Sarkozy convicted of corruption

PARIS (AP): A Paris court on Monday found French former President Nicolas Sarkozy guilty of corruption and influence peddling and sentenced him to one year in prison and a two-year suspended sentence.

The 66-year-old politician, who was president from 2007 to 2012, was convicted for having tried to illegally obtain information from a senior magistrate in 2014 about a legal action in which he was involved.

The court said Sarkozy is entitled to request to be detained at home with an electronic bracelet.

This is the first time in France’s modern history that a former president has been convicted of corruption.

Sarkozy’s co-defendants — his lawyer and longtime friend Thierry Herzog, 65, and now-retired magistrate Gilbert Azibert, 74 — were also found guilty and given the same sentence as the politician.

The court found that Sarkozy and his co-defendants sealed a “pact of corruption,” based on “consistent and serious evidence”.

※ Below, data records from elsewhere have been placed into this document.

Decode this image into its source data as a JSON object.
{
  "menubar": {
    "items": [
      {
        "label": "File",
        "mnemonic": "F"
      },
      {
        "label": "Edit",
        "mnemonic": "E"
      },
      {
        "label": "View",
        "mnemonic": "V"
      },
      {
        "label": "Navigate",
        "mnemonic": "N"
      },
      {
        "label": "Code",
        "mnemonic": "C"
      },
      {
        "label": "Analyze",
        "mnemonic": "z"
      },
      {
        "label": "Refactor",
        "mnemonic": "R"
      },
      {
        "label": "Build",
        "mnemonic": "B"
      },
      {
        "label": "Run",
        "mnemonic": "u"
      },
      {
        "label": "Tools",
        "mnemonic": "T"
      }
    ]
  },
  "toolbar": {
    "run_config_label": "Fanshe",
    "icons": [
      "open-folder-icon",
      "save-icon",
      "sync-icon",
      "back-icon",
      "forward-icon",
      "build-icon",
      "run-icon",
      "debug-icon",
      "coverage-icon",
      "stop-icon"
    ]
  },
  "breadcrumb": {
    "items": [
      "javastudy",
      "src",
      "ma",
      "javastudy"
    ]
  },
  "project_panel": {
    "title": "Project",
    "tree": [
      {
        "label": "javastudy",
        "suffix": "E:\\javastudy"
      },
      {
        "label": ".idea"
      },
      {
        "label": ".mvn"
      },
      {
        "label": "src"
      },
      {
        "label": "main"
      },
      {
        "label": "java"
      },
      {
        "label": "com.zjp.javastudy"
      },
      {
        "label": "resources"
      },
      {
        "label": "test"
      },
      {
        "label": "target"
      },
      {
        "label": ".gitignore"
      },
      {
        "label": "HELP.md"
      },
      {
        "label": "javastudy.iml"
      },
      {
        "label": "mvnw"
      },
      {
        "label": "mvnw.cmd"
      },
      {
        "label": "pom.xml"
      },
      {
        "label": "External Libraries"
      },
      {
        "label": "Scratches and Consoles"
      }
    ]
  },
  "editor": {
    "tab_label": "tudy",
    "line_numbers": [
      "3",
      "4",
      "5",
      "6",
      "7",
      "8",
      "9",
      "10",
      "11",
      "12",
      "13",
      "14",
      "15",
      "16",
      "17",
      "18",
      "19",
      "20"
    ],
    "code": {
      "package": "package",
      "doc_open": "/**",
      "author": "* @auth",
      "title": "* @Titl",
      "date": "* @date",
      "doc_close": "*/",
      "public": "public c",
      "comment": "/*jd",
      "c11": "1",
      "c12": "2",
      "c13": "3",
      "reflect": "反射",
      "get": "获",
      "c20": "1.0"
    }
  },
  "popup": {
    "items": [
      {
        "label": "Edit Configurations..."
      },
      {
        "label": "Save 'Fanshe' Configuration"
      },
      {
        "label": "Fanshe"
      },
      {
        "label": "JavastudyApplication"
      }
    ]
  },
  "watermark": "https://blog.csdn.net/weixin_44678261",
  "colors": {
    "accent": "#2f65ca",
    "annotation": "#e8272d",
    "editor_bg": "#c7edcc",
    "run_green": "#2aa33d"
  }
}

The court said the facts were “particularly serious” given that they were committed by a former president who used his status to help a magistrate who had served his personal interest. In addition, as a lawyer by training, he was “perfectly informed” about committing an illegal action, the court said. Sarkozy had firmly denied all the allegations against him during the 10-day trial that took place at the end of last year.

The corruption trial focused on phone conversations that took place in February 2014. At the time, investigative judges had launched an inquiry into the financing of the 2007 presidential campaign. During the investigation they incidentally discovered that Sarkozy and Herzog were communicating via secret mobile phones registered to the alias “Paul Bismuth.”

Conversations wiretapped on these phones led prosecutors to suspect Sarkozy and Herzog of promising Azibert a job in Monaco in exchange for leaking information about another legal case, known by the name of France’s richest woman, L’Oreal heiress Liliane Bettencourt.